Алый дворец - страница 27
Самое южное здание, отводившееся под прислугу, оставалось единственным живым уголком в усадьбе. Все, кто остался верен семье Шань после того, как ее заклеймили предательством императорской фамилии, и все, кому некуда больше было идти, собрались здесь. Белые изможденные привидения с потухшими лицами. Увидев Умэй, они бросились к ней. Все хотели коснуться ее, заговорить с ней. Они твердили «молодая госпожа, молодая госпожа, вы вернулись, с возвращением, молодая госпожа». Эти люди с несмываемой печатью усталости на лицах походили на потерявшихся детей, которых наконец-то нашла их мать. Цинхэ стоял чуть в стороне, бесконечно счастливый и довольный. А Умэй кричала внутри. Почему эти люди так тянутся к ней, когда она годы проводит вдали? Чэнь Цинхэ рядом с ними изо дня в день на протяжении многих лет, кормит их, ведет, как пастух свое стадо, следит за поместьем. Так почему сейчас он в стороне, всеми забытый? Что в головах этих людей?

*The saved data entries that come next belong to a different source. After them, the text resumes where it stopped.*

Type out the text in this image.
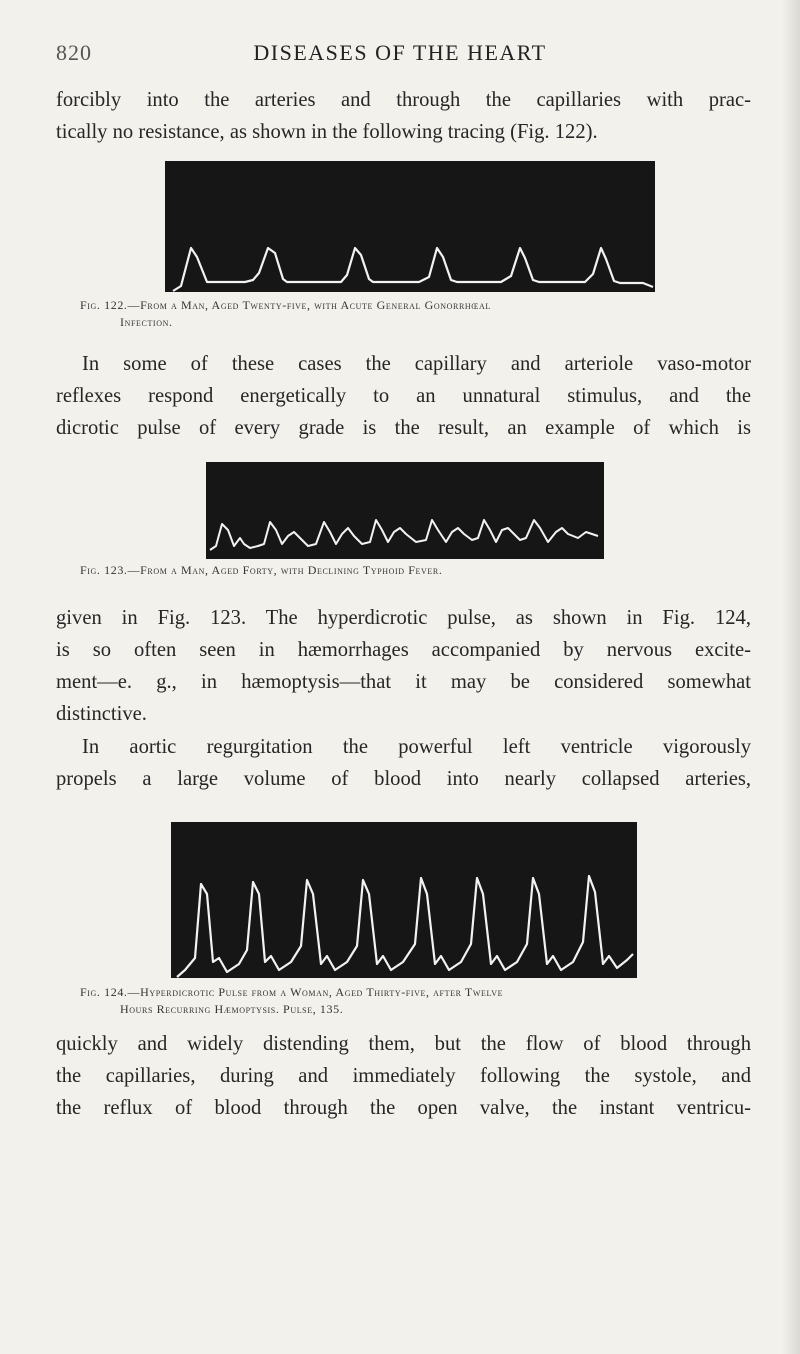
820	DISEASES OF THE HEART
forcibly into the arteries and through the capillaries with prac-
tically no resistance, as shown in the following tracing (Fig. 122).
Fig. 122.—From a Man, Aged Twenty-five, with Acute General Gonorrhœal
Infection.
In some of these cases the capillary and arteriole vaso-motor
reflexes respond energetically to an unnatural stimulus, and the
dicrotic pulse of every grade is the result, an example of which is
Fig. 123.—From a Man, Aged Forty, with Declining Typhoid Fever.
given in Fig. 123. The hyperdicrotic pulse, as shown in Fig. 124,
is so often seen in hæmorrhages accompanied by nervous excite-
ment—e. g., in hæmoptysis—that it may be considered somewhat
distinctive.
In aortic regurgitation the powerful left ventricle vigorously
propels a large volume of blood into nearly collapsed arteries,
Fig. 124.—Hyperdicrotic Pulse from a Woman, Aged Thirty-five, after Twelve
Hours Recurring Hæmoptysis. Pulse, 135.
quickly and widely distending them, but the flow of blood through
the capillaries, during and immediately following the systole, and
the reflux of blood through the open valve, the instant ventricu-
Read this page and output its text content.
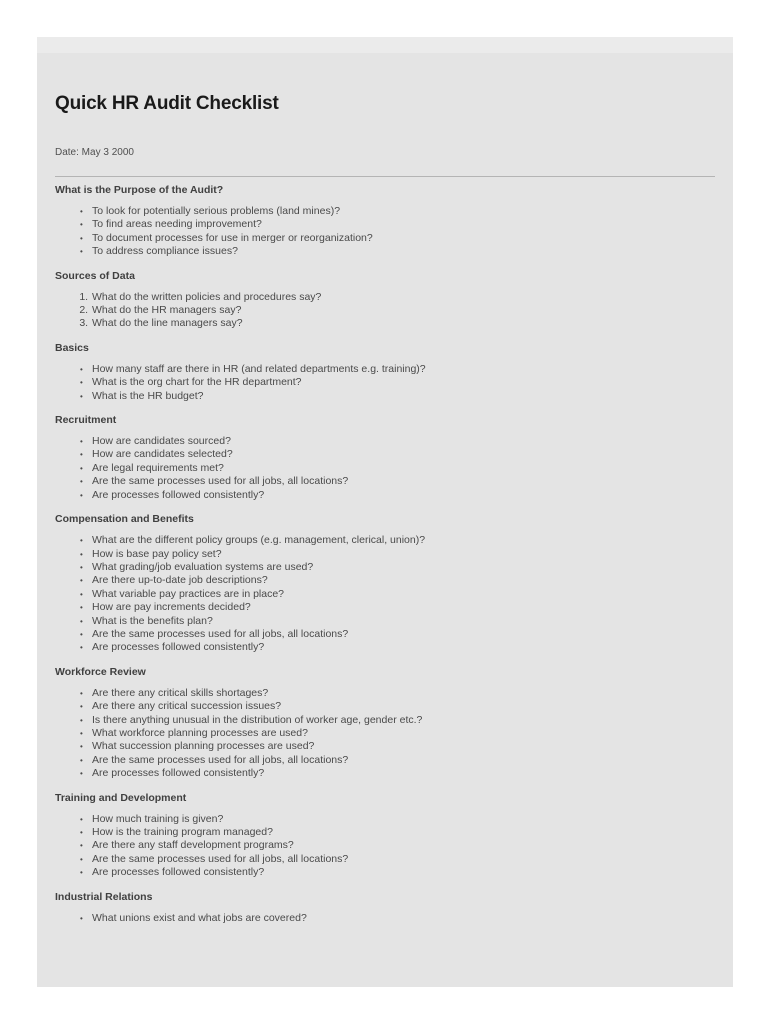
Quick HR Audit Checklist
Date: May 3 2000
What is the Purpose of the Audit?
• To look for potentially serious problems (land mines)?
• To find areas needing improvement?
• To document processes for use in merger or reorganization?
• To address compliance issues?
Sources of Data
1. What do the written policies and procedures say?
2. What do the HR managers say?
3. What do the line managers say?
Basics
• How many staff are there in HR (and related departments e.g. training)?
• What is the org chart for the HR department?
• What is the HR budget?
Recruitment
• How are candidates sourced?
• How are candidates selected?
• Are legal requirements met?
• Are the same processes used for all jobs, all locations?
• Are processes followed consistently?
Compensation and Benefits
• What are the different policy groups (e.g. management, clerical, union)?
• How is base pay policy set?
• What grading/job evaluation systems are used?
• Are there up-to-date job descriptions?
• What variable pay practices are in place?
• How are pay increments decided?
• What is the benefits plan?
• Are the same processes used for all jobs, all locations?
• Are processes followed consistently?
Workforce Review
• Are there any critical skills shortages?
• Are there any critical succession issues?
• Is there anything unusual in the distribution of worker age, gender etc.?
• What workforce planning processes are used?
• What succession planning processes are used?
• Are the same processes used for all jobs, all locations?
• Are processes followed consistently?
Training and Development
• How much training is given?
• How is the training program managed?
• Are there any staff development programs?
• Are the same processes used for all jobs, all locations?
• Are processes followed consistently?
Industrial Relations
• What unions exist and what jobs are covered?
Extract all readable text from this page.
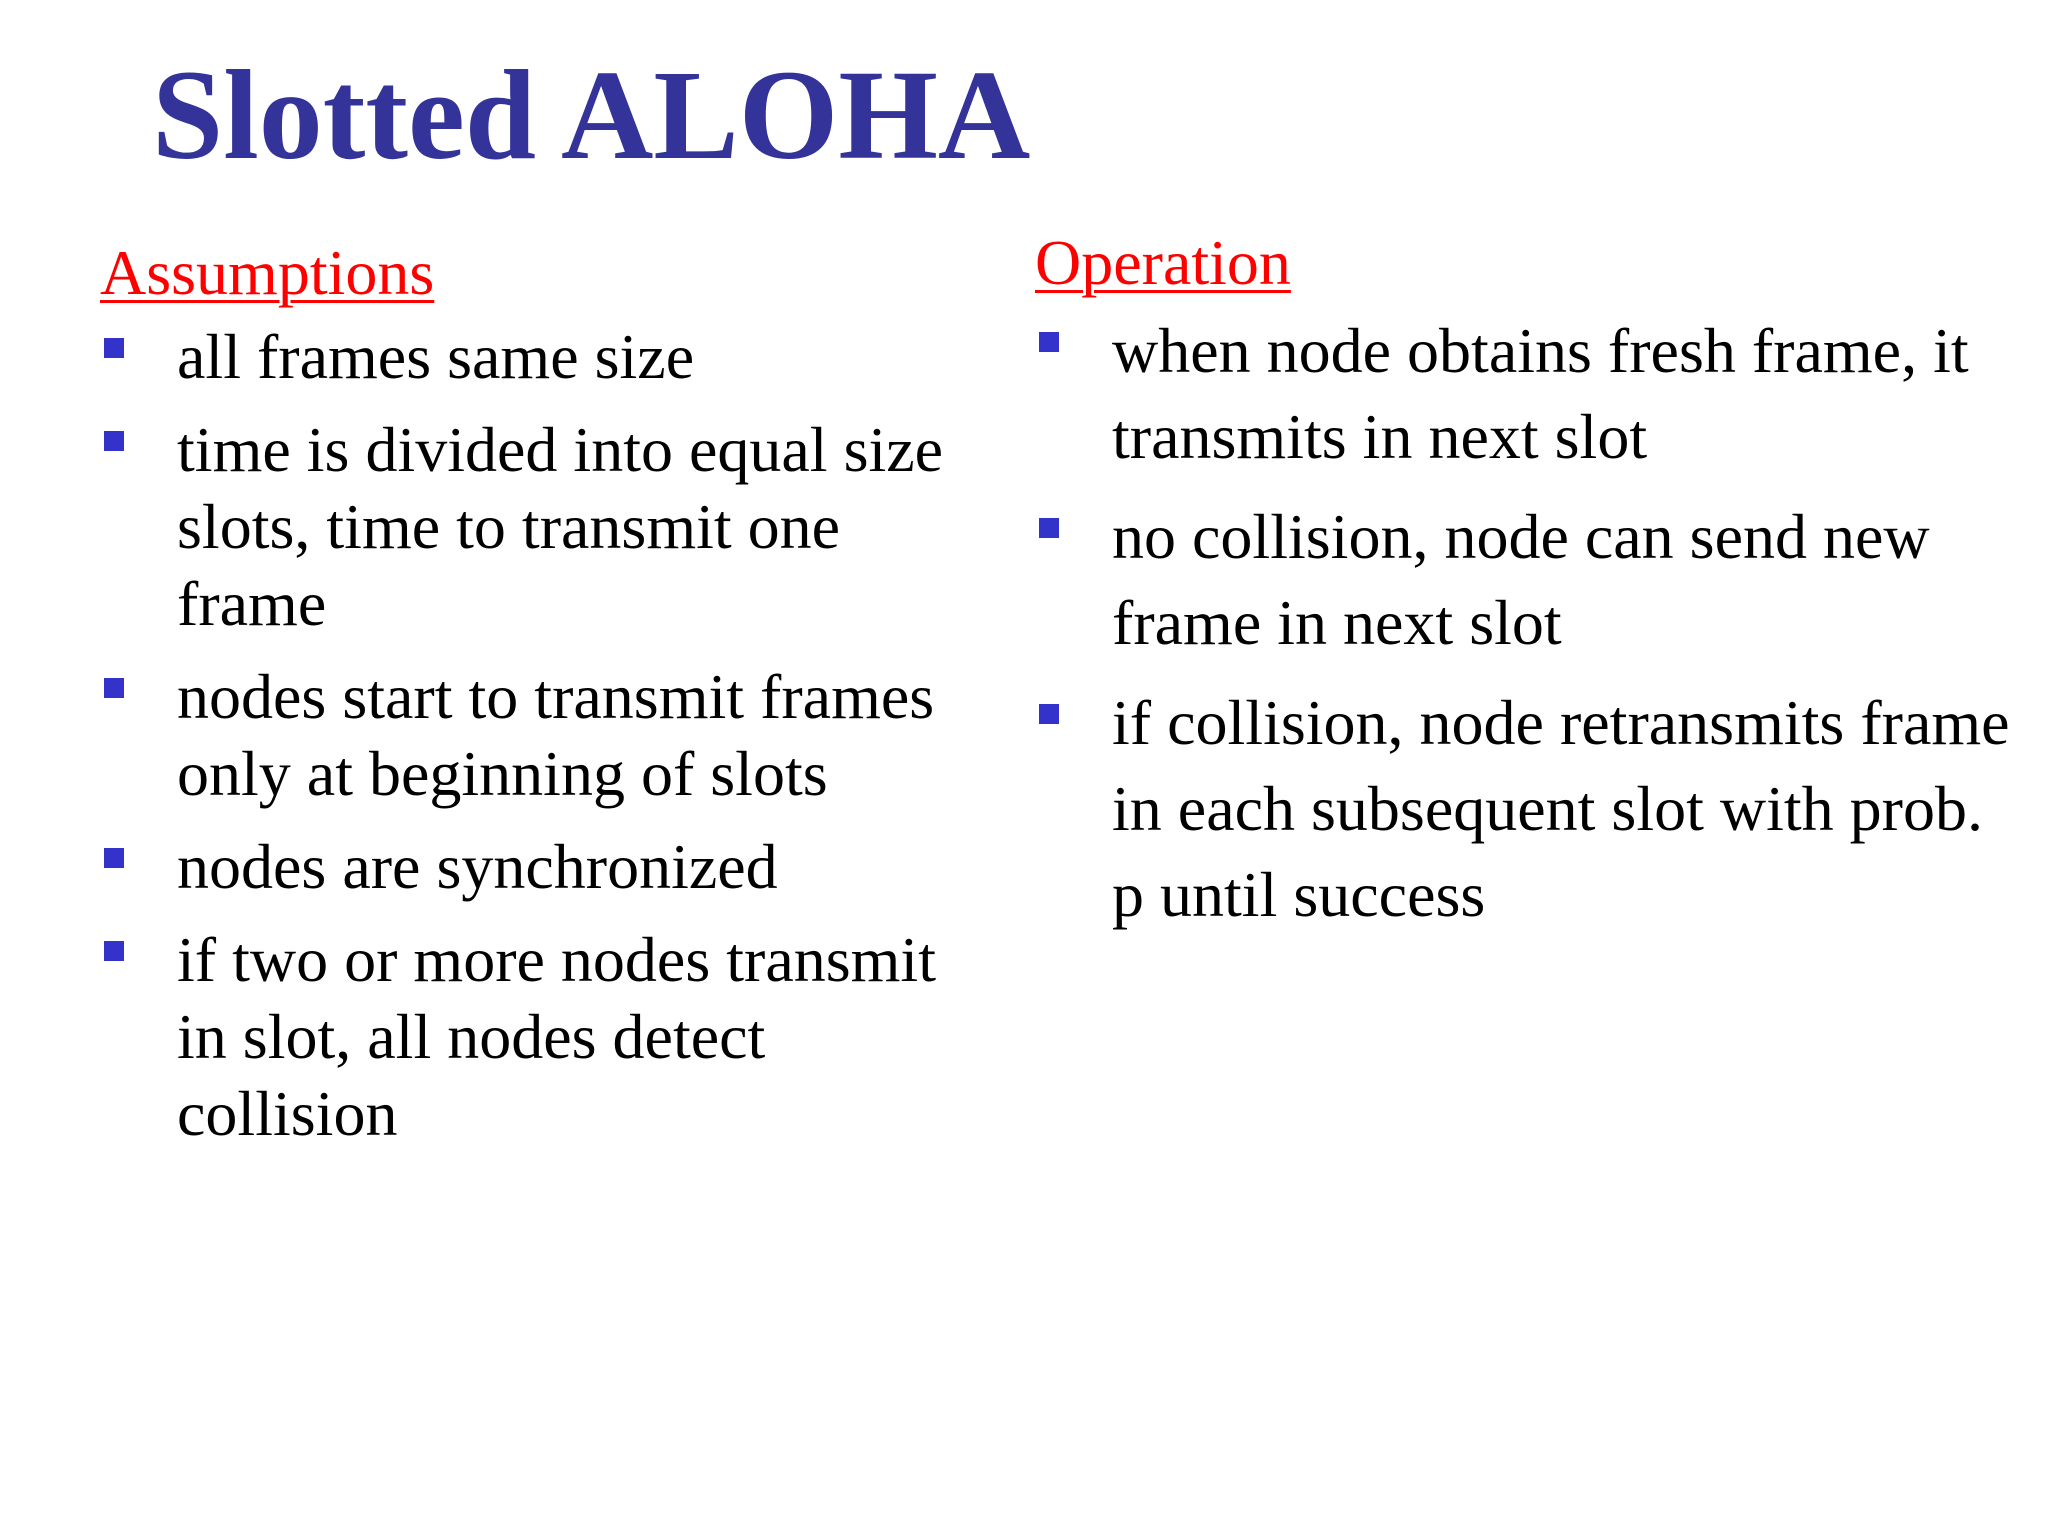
Slotted ALOHA
Assumptions
all frames same size
time is divided into equal size slots, time to transmit one frame
nodes start to transmit frames only at beginning of slots
nodes are synchronized
if two or more nodes transmit in slot, all nodes detect collision
Operation
when node obtains fresh frame, it transmits in next slot
no collision, node can send new frame in next slot
if collision, node retransmits frame in each subsequent slot with prob. p until success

Умэй посмотрела поверх голов на Цинхэ. Тревога, внезапно отразившаяся на его лице, насторожила ее. Он косился в сторону закрытых наглухо покоев и нервно сжимал ткань своих длинных рукавов.
Ужин проходил в главном доме, там, где когда-то собирались за трапезой все домочадцы. У главного стола, где когда-то сидел господин Шань, отец семейства, Цинхэ хотел усадить Умэй. Но она наотрез отказалась занимать это место. Оно осталось пустующим. Умэй смотрела туда, и еда застревала у нее в горле. Лучше бы этот стол убрали, но это было бы преступлением и оскорблением памяти ее отца.
Цинхэ сел за стол последним. Он следил, чтобы всем досталась положенная порция, подавал чаши старым и немощным, помогал им взять палочки. Умэй наблюдала за ним, поражаясь его терпению. Она жизнь положила в ноги императору, чтобы сохранить свой дом и жизни этих людей. Но она не смогла бы класть ее к ногам этих людей изо дня в день, как это легко и с улыбкой делал Цинхэ. Слабые люди не вызывали в ней сочувствия, и уж тем более любви.
Она почти доела свой клейкий рис, когда заметила, что Цинхэ торопливо покончил со своей порцией, поднялся из-за стола и вынес из зала сверток с едой. Теперь Умэй окончательно убедилась, что он прячет от нее кого-то.
Уже стемнело, когда Цинхэ развел всех жителей усадьбы по спальням. Умэй дождалась его снаружи, на дуговом мосту у голого сухого дуба. В прежние времена случалось, что летом он одевался бледной редкой листвой. Теперь же он был так же мертв, как и усадьба.
– Спасибо тебе. За все. – сказала Умэй, когда Цинхэ приблизился. Он держал руки сложенными на три цуня выше дяньтяня42, одевался в простые закрытые одежды серого цвета, и выглядел, как благопристойный монах. – Ты знаешь, как я тебе благодарна.
Цинхэ смущенно улыбнулся и потупился.
– Ты не должна…
– Кому ты носил еду?
Цинхэ испуганно уставился на Умэй, будто она поймала его на мелкой пакости.
– Я… не могу сказать. – он порывисто шагнул к ней, заглянул в глаза и с жаром заверил: – Но Умэй… ты же знаешь, что я никогда не сделаю ничего против тебя?
– Я знаю. Всего лишь хочу помочь.
Цинхэ рассмеялся.
– Все в порядке. Это не тяготит меня.
Умэй не стала больше спрашивать его ни о чем. Он делал для нее достаточно, чтобы иметь право на тайны.
Она замялась, подбирая слова, но решила все же сказать прямо:
– Нам нужно уехать.
– Нам? – Цинхэ не спрашивал, зачем. Он не ставил ее слова под сомнение, лишь уточнил то, что казалось ему невозможным: кто же будет следить за Дворцом?